I know. I have worked and volunteered in many poor schools.

There aren’t many guardians in the above situation who can simply choose to drive their children to another school across town, but the few who can absolutely will. Those who remain behind are left with a school that is even worse off in terms of funding, and I can promise you they will also have fewer great teachers because the great teachers, too, will often choose to follow the money. They won’t do it for the money only, they will do it because when students fail the teachers are blamed, and poor kids walking into an underfunded school are going to fail despite even Herculean efforts from the teaching staff.

School vouchers would only make poor schools poorer and exacerbate the phenomenon of socioeconomic flight (often mislabeled “white flight”) as parents seek to flee decaying and dangerous neighborhoods. It’s a self-perpetuating downward spiral into a dystopian disaster.

But hey, I’m an open-minded guy. I’m open to new ideas. I am adamantly against school vouchers, for the reasons detailed above, but the people who support vouchers are generally targeting the privatization of education. There’s a bunch of money to be made, and where there is money to be made there are corporations paying big bucks to political leaders to try and make it. I wouldn’t mind seeing some pilot programs for privatized education, but let’s test it in the areas most desperately in need of new ideas and more funding. Let’s test it in the poorest areas first!
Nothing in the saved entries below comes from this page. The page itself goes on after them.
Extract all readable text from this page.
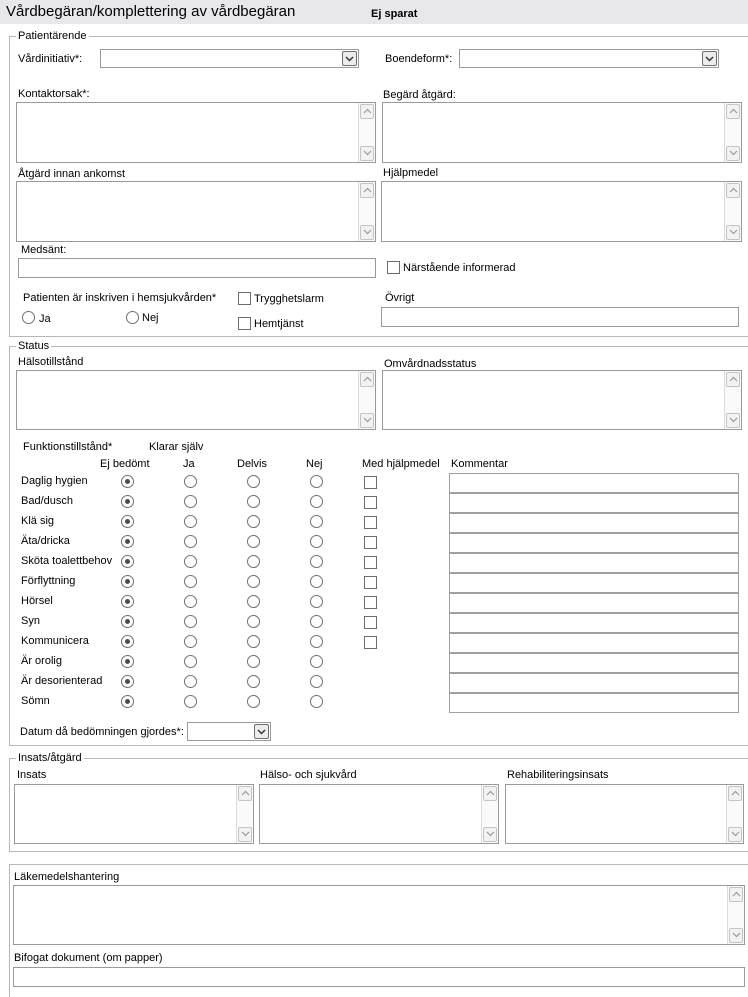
Vårdbegäran/komplettering av vårdbegäran	Ej sparat
Patientärende
Vårdinitiativ*:	Boendeform*:
Kontaktorsak*:	Begärd åtgärd:
Åtgärd innan ankomst	Hjälpmedel
Medsänt:
Närstående informerad
Patienten är inskriven i hemsjukvården*
Ja	Nej
Trygghetslarm
Hemtjänst
Övrigt
Status
Hälsotillstånd	Omvårdnadsstatus
Funktionstillstånd*	Klarar själv
Ej bedömt	Ja	Delvis	Nej	Med hjälpmedel Kommentar
Daglig hygien
Bad/dusch
Klä sig
Äta/dricka
Sköta toalettbehov
Förflyttning
Hörsel
Syn
Kommunicera
Är orolig
Är desorienterad
Sömn
Datum då bedömningen gjordes*:
Insats/åtgärd
Insats	Hälso- och sjukvård	Rehabiliteringsinsats
Läkemedelshantering
Bifogat dokument (om papper)
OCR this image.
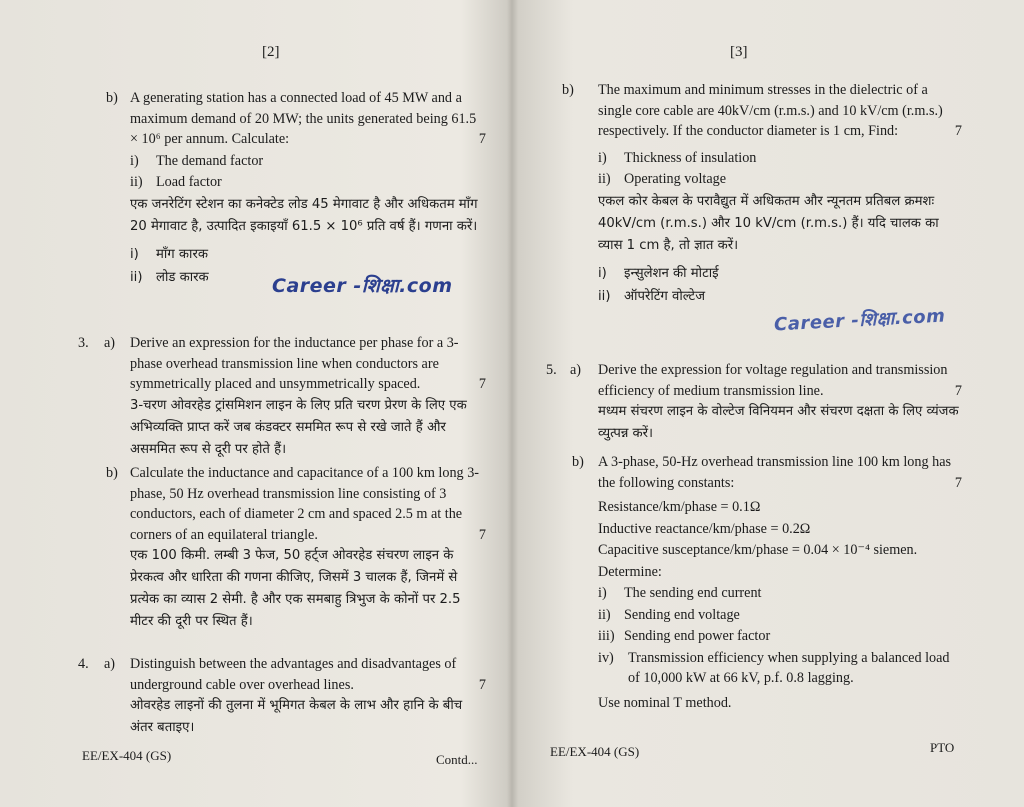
[2]
b) A generating station has a connected load of 45 MW and a maximum demand of 20 MW; the units generated being 61.5 × 10⁶ per annum. Calculate:	7
i) The demand factor
ii) Load factor
एक जनरेटिंग स्टेशन का कनेक्टेड लोड 45 मेगावाट है और अधिकतम माँग 20 मेगावाट है, उत्पादित इकाइयाँ 61.5 × 10⁶ प्रति वर्ष हैं। गणना करें।
i) माँग कारक
ii) लोड कारक	Career -शिक्षा.com
3. a) Derive an expression for the inductance per phase for a 3-phase overhead transmission line when conductors are symmetrically placed and unsymmetrically spaced.	7
3-चरण ओवरहेड ट्रांसमिशन लाइन के लिए प्रति चरण प्रेरण के लिए एक अभिव्यक्ति प्राप्त करें जब कंडक्टर सममित रूप से रखे जाते हैं और असममित रूप से दूरी पर होते हैं।
b) Calculate the inductance and capacitance of a 100 km long 3-phase, 50 Hz overhead transmission line consisting of 3 conductors, each of diameter 2 cm and spaced 2.5 m at the corners of an equilateral triangle.	7
एक 100 किमी. लम्बी 3 फेज, 50 हर्ट्ज ओवरहेड संचरण लाइन के प्रेरकत्व और धारिता की गणना कीजिए, जिसमें 3 चालक हैं, जिनमें से प्रत्येक का व्यास 2 सेमी. है और एक समबाहु त्रिभुज के कोनों पर 2.5 मीटर की दूरी पर स्थित हैं।
4. a) Distinguish between the advantages and disadvantages of underground cable over overhead lines.	7
ओवरहेड लाइनों की तुलना में भूमिगत केबल के लाभ और हानि के बीच अंतर बताइए।
EE/EX-404 (GS)	Contd...
[3]
b) The maximum and minimum stresses in the dielectric of a single core cable are 40kV/cm (r.m.s.) and 10 kV/cm (r.m.s.) respectively. If the conductor diameter is 1 cm, Find:	7
i) Thickness of insulation
ii) Operating voltage
एकल कोर केबल के परावैद्युत में अधिकतम और न्यूनतम प्रतिबल क्रमशः 40kV/cm (r.m.s.) और 10 kV/cm (r.m.s.) हैं। यदि चालक का व्यास 1 cm है, तो ज्ञात करें।
i) इन्सुलेशन की मोटाई
ii) ऑपरेटिंग वोल्टेज
Career -शिक्षा.com
5. a) Derive the expression for voltage regulation and transmission efficiency of medium transmission line.	7
मध्यम संचरण लाइन के वोल्टेज विनियमन और संचरण दक्षता के लिए व्यंजक व्युत्पन्न करें।
b) A 3-phase, 50-Hz overhead transmission line 100 km long has the following constants:	7
Resistance/km/phase = 0.1Ω
Inductive reactance/km/phase = 0.2Ω
Capacitive susceptance/km/phase = 0.04 × 10⁻⁴ siemen.
Determine:
i) The sending end current
ii) Sending end voltage
iii) Sending end power factor
iv)	Transmission efficiency when supplying a balanced load of 10,000 kW at 66 kV, p.f. 0.8 lagging.
Use nominal T method.
EE/EX-404 (GS)	PTO
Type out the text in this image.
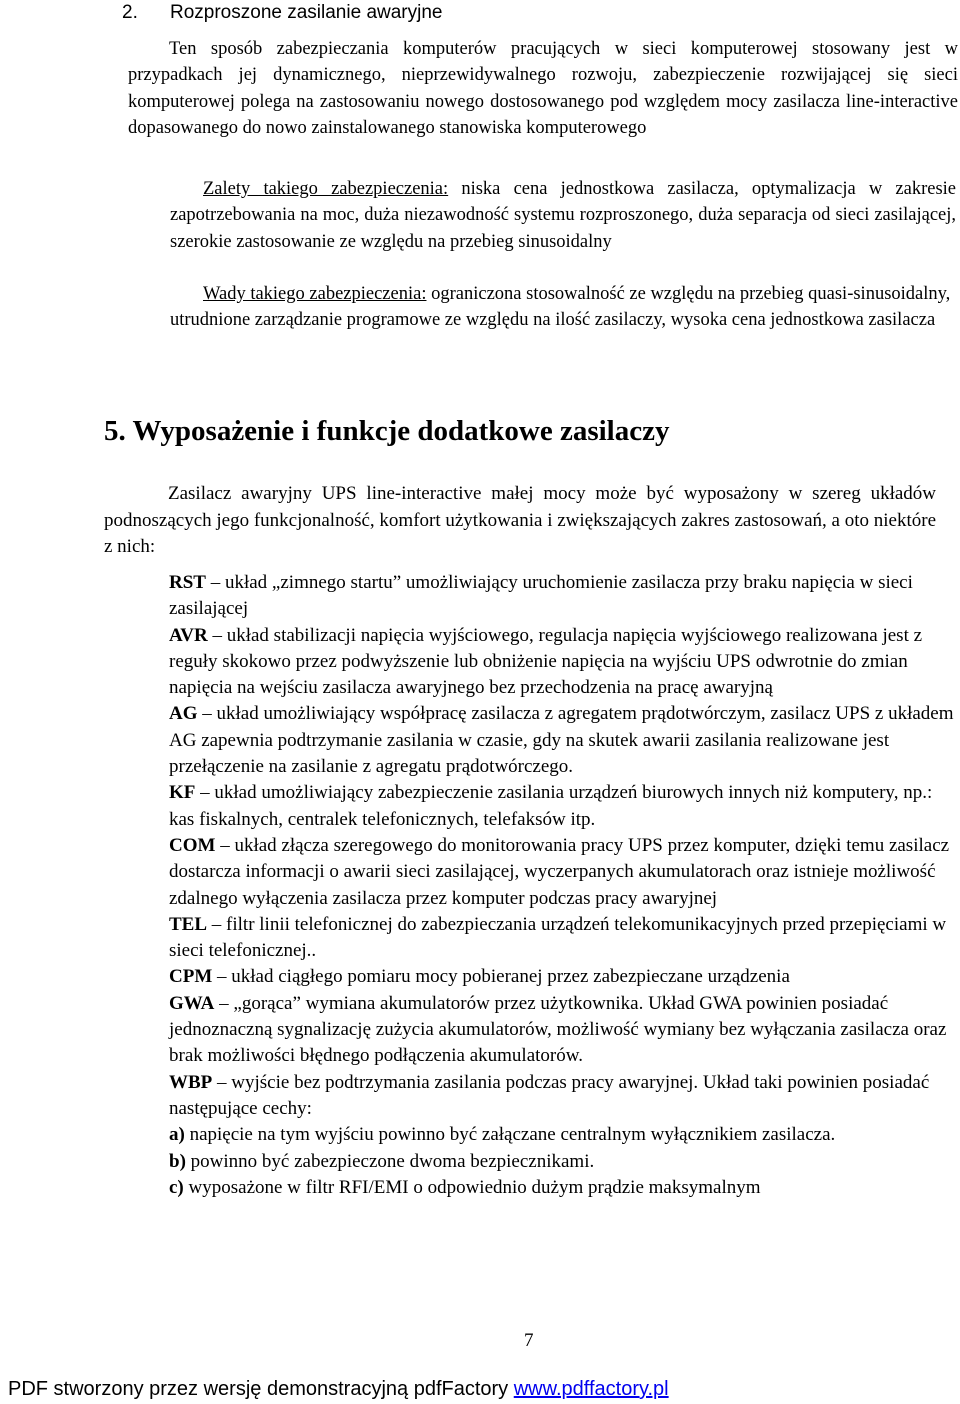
2. Rozproszone zasilanie awaryjne
Ten sposób zabezpieczania komputerów pracujących w sieci komputerowej stosowany jest w przypadkach jej dynamicznego, nieprzewidywalnego rozwoju, zabezpieczenie rozwijającej się sieci komputerowej polega na zastosowaniu nowego dostosowanego pod względem mocy zasilacza line-interactive dopasowanego do nowo zainstalowanego stanowiska komputerowego
Zalety takiego zabezpieczenia: niska cena jednostkowa zasilacza, optymalizacja w zakresie zapotrzebowania na moc, duża niezawodność systemu rozproszonego, duża separacja od sieci zasilającej, szerokie zastosowanie ze względu na przebieg sinusoidalny
Wady takiego zabezpieczenia: ograniczona stosowalność ze względu na przebieg quasi-sinusoidalny, utrudnione zarządzanie programowe ze względu na ilość zasilaczy, wysoka cena jednostkowa zasilacza
5. Wyposażenie i funkcje dodatkowe zasilaczy
Zasilacz awaryjny UPS line-interactive małej mocy może być wyposażony w szereg układów podnoszących jego funkcjonalność, komfort użytkowania i zwiększających zakres zastosowań, a oto niektóre z nich:

RST – układ „zimnego startu” umożliwiający uruchomienie zasilacza przy braku napięcia w sieci zasilającej

AVR – układ stabilizacji napięcia wyjściowego, regulacja napięcia wyjściowego realizowana jest z reguły skokowo przez podwyższenie lub obniżenie napięcia na wyjściu UPS odwrotnie do zmian napięcia na wejściu zasilacza awaryjnego bez przechodzenia na pracę awaryjną

AG – układ umożliwiający współpracę zasilacza z agregatem prądotwórczym, zasilacz UPS z układem AG zapewnia podtrzymanie zasilania w czasie, gdy na skutek awarii zasilania realizowane jest przełączenie na zasilanie z agregatu prądotwórczego.

KF – układ umożliwiający zabezpieczenie zasilania urządzeń biurowych innych niż komputery, np.: kas fiskalnych, centralek telefonicznych, telefaksów itp.

COM – układ złącza szeregowego do monitorowania pracy UPS przez komputer, dzięki temu zasilacz dostarcza informacji o awarii sieci zasilającej, wyczerpanych akumulatorach oraz istnieje możliwość zdalnego wyłączenia zasilacza przez komputer podczas pracy awaryjnej

TEL – filtr linii telefonicznej do zabezpieczania urządzeń telekomunikacyjnych przed przepięciami w sieci telefonicznej..

CPM – układ ciągłego pomiaru mocy pobieranej przez zabezpieczane urządzenia

GWA – „gorąca” wymiana akumulatorów przez użytkownika. Układ GWA powinien posiadać jednoznaczną sygnalizację zużycia akumulatorów, możliwość wymiany bez wyłączania zasilacza oraz brak możliwości błędnego podłączenia akumulatorów.

WBP – wyjście bez podtrzymania zasilania podczas pracy awaryjnej. Układ taki powinien posiadać następujące cechy:

a) napięcie na tym wyjściu powinno być załączane centralnym wyłącznikiem zasilacza.

b) powinno być zabezpieczone dwoma bezpiecznikami.

c) wyposażone w filtr RFI/EMI o odpowiednio dużym prądzie maksymalnym

7
PDF stworzony przez wersję demonstracyjną pdfFactory www.pdffactory.pl
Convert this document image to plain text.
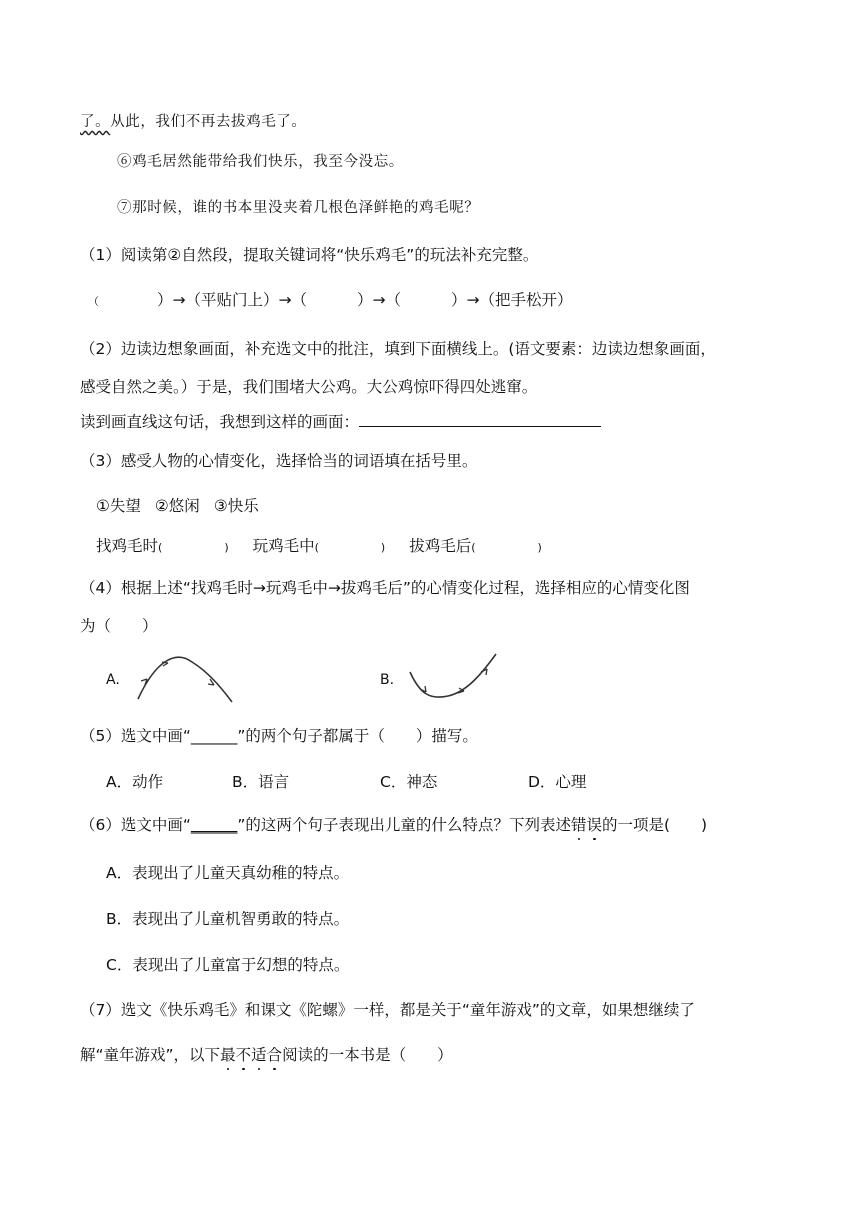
了。从此，我们不再去拔鸡毛了。
⑥鸡毛居然能带给我们快乐，我至今没忘。
⑦那时候，谁的书本里没夹着几根色泽鲜艳的鸡毛呢？
（1）阅读第②自然段，提取关键词将“快乐鸡毛”的玩法补充完整。
（	）→（平贴门上）→（	）→（	）→（把手松开）
（2）边读边想象画面，补充选文中的批注，填到下面横线上。(语文要素：边读边想象画面，
感受自然之美。）于是，我们围堵大公鸡。大公鸡惊吓得四处逃窜。
读到画直线这句话，我想到这样的画面：
（3）感受人物的心情变化，选择恰当的词语填在括号里。
①失望 ②悠闲 ③快乐
找鸡毛时(	) 玩鸡毛中(	) 拔鸡毛后(	)
（4）根据上述“找鸡毛时→玩鸡毛中→拔鸡毛后”的心情变化过程，选择相应的心情变化图
为（　　）
A.	B.
（5）选文中画“______”的两个句子都属于（　　）描写。
A．动作	B．语言	C．神态	D．心理
（6）选文中画“______”的这两个句子表现出儿童的什么特点？下列表述错误的一项是(　　)
A．表现出了儿童天真幼稚的特点。
B．表现出了儿童机智勇敢的特点。
C．表现出了儿童富于幻想的特点。
（7）选文《快乐鸡毛》和课文《陀螺》一样，都是关于“童年游戏”的文章，如果想继续了
解“童年游戏”，以下最不适合阅读的一本书是（　　）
Let’s start in Betsy DeVos’ home state of Michigan, where the situation is about as desperate as a situation can be within the United States. Select the five poorest, lowest performing schools in Detroit and turn them over to DeVos’ corporate pals. Give them five years and let’s see where they are. A few stipulations have to be made, of course, such as they can’t bus any of the kids away from their home schools. I saw that play out at a school in Texas. The district moved all the problem kids (which was about 70% of the students) to another school and introduced a program that provided three meals a day, mandatory after school study halls and extended the school day by 2 hours. One year later they boasted dramatic improvements, and while that’s all well and good I wonder what the improvements would have looked like with that other 70% still on campus.

After all, THEY NEEDED THE HELP MORE. (I don’t have to tell you what happened to the school that received those problems kids, do I?)

If some corporation can take over a poor school, keep all of the same students on campus, and turn it around in five years, count me in!

Until then, however, I will maintain that the only way you could make public education worse than it is with federal, state and local governments running them, is by turning them over to the corporate sector. We need to vote and vote responsibly. Vote for people who understand the plight of teachers and students, who understand that funding is the first issue, but not the last. They must understand that standardized testing is biased by nature and a complete waste of time. They need to see that many students have a greater need to understand what predatory lending is and how to balance their virtual bank account than to sit through Calculus. They’ve got to stop talking about teaching Creationism in SCIENCE class.

Vote for people who have been teachers! There’s a winning strategy for education!

School vouchers and the privatization of education sounds nice when you have never set foot in a poor school or poor neighborhood. If you have any experience in public education whatsoever, it sounds like throwing gasoline on a raging fire.